UNE « SUPER » VISION EN SOUS-SOL

CD92/Willy Labre

À Suresnes, le PC Gaia, tour de contrôle du réseau départemental d’assainissement, assure une surveillance en temps réel du transport des eaux usées.

Une fois n’est pas coutume,  la bouche d’égout est grande ouverte. Près de quatre mètres plus bas, l’équipement des hommes est digne de celui de mineurs de fond : combinaison et hautes cuissardes, casque et lampe puissante, détecteur de gaz et masque auto-sauveteur à la taille. À vrai dire les égouts ne sont pas un milieu accueillant. La veille il a beaucoup plu et l’eau est montée, malmenant la conduite provisoire qui permettait à l’équipe de la SADE d’œuvrer à pied sec. Ce matin, le premier réflexe des ouvriers, mollets dans l’eau, est de réparer les dégâts. Ses dimensions à taille humaine – 1,30 m de large sur 2,30 m de haut – classent l’ouvrage, situé rue Aristide-Briand à Issy-les-Moulineaux, parmi les canalisations visitables, à l’instar des deux tiers du réseau départemental. « C’est une canalisation classique, relativement grande pour le réseau, explique Jean-Pierre Portal, chargé de travaux au sein de la direction de l’eau du Département. Cela dit, dans certains collecteurs du Siaap [syndicat qui gère les stations d’épuration de l’agglomération parisienne, Ndlr], vous pouvez rentrer un camion ! » Les réseaux arrivant des communes, à l’inverse, sont plus exigus et pour les rénover, une tranchée peut s’avérer nécessaire. Le vieillissement de l’ouvrage dont l’origine peut remonter au « Paris d’Haussmann » a déclenché cette réhabilitation sur 250 mètres. Après inspection, « le collecteur présentait des fissures et un décollement des enduits. Le risque était l’apparition d’infiltrations dans le sol, voire l’effondrement. » Lors d’une première étape, la canalisation en meulière, pierre typique présente en surface comme en sous-sol, a été mise à nu. Puis une première couche d’enduit a été posée. Au son des pistolets à clous, les ouvriers fixent à présent une armature de fer sur la voûte du collecteur pour la consolider. Le tout sera parachevé par une ultime couche protectrice, profilée pour que l’eau glisse aisément. Ainsi paré, l’ouvrage retrouvera sa tranquillité pour longtemps. Durée de vie de ces six mois de réfection : « cinquante à cent ans ».

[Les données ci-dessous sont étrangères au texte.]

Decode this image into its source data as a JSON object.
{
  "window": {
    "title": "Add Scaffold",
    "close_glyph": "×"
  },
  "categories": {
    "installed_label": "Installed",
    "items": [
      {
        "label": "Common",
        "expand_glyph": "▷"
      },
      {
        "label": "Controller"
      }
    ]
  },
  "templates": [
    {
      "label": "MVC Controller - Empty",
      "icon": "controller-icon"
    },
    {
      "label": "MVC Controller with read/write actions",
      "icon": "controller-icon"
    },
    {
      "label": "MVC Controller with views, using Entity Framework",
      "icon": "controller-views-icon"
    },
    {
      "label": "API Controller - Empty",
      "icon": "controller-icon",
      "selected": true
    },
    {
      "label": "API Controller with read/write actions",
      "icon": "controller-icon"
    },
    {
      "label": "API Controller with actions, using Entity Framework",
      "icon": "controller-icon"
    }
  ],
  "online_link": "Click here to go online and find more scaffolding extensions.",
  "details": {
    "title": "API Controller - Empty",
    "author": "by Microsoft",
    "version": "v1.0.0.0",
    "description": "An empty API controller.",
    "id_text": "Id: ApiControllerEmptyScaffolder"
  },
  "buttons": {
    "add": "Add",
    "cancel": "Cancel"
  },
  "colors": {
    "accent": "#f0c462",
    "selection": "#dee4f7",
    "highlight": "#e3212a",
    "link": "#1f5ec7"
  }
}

Entre vingt et cinquante entreprises interviennent quotidiennement sous terre, sans compter les descentes de la Sevesc, délégataire pour l’exploitation du réseau d’assainissement.© CD92/Willy Labre
Le réseau départemental, qui court de ville en ville sur 628 kilomètres, est scruté par plus de mille capteurs de hauteur, de vitesse ou encore de débit des effluents.© CD92/Willy Labre

Instant T

Ce réseau qui court de ville en ville sur plus de six cents kilomètres, trahi par ses plaques d’égout, est scruté en permanence par une armée de plus de mille capteurs – de niveau, de vitesse et de débit des effluents, de position des vannes, de qualité physico-chimique… Sans compter dix-sept pluviomètres. Les mesures aboutissent au siège de la Sevesc à Suresnes sur les écrans du PC Gaia – pour « gestion assistée par informatique de l’assainissement ». Là, de 6 h 30 à 18 h 30, deux superviseurs se relaient pour assurer une surveillance en temps réel et en continu du transport des eaux usées vers les stations du Siaap. Ils naviguent à leur guise sur l’interface métier Topkapi qui centralise les informations de « trafic » sous forme imagée : vue pluviométrique des Hauts-de-Seine, avec ses coupelles indiquant les volumes, alarmes de couleur et d’intensité variables, niveaux de Seine… tout y est. En un clic, l’opérateur peut afficher le niveau d’eau d’une canalisation – en mètres NGF (nivellement général de la France), mesure intégrant « la hauteur du terrain naturel » pour pouvoir comparer les niveaux entre eux et avec la Seine. Sur des schémas synoptiques, la bonne marche des stations du Siaap chargées de remettre dans le droit chemin l’eau entraînée par l’effet de la gravité vers la Seine, est restituée à la pompe près. La moindre intervention de maintenance, susceptible de modifier la configuration du réseau, est aussi tracée. « Il faut que le plus d’équipements possible soient fonctionnels à l’instant T. Cette surveillance permet d’intervenir rapidement en cas d’anomalie, en envoyant par exemple une équipe en cas de panne sur une station », explique Julie Bertrand, responsable du PC Gaia. Dans ces situations, les superviseurs mènent l’enquête. «  On joue un rôle de garde-fou. Comme je suis têtu, j’aime comprendre ce qui se passe sur le terrain, explique Christophe Neyt, ancien technicien en usine d’eau potable. Sans doute qu’avoir été sur des missions d’exploitation auparavant est un avantage. »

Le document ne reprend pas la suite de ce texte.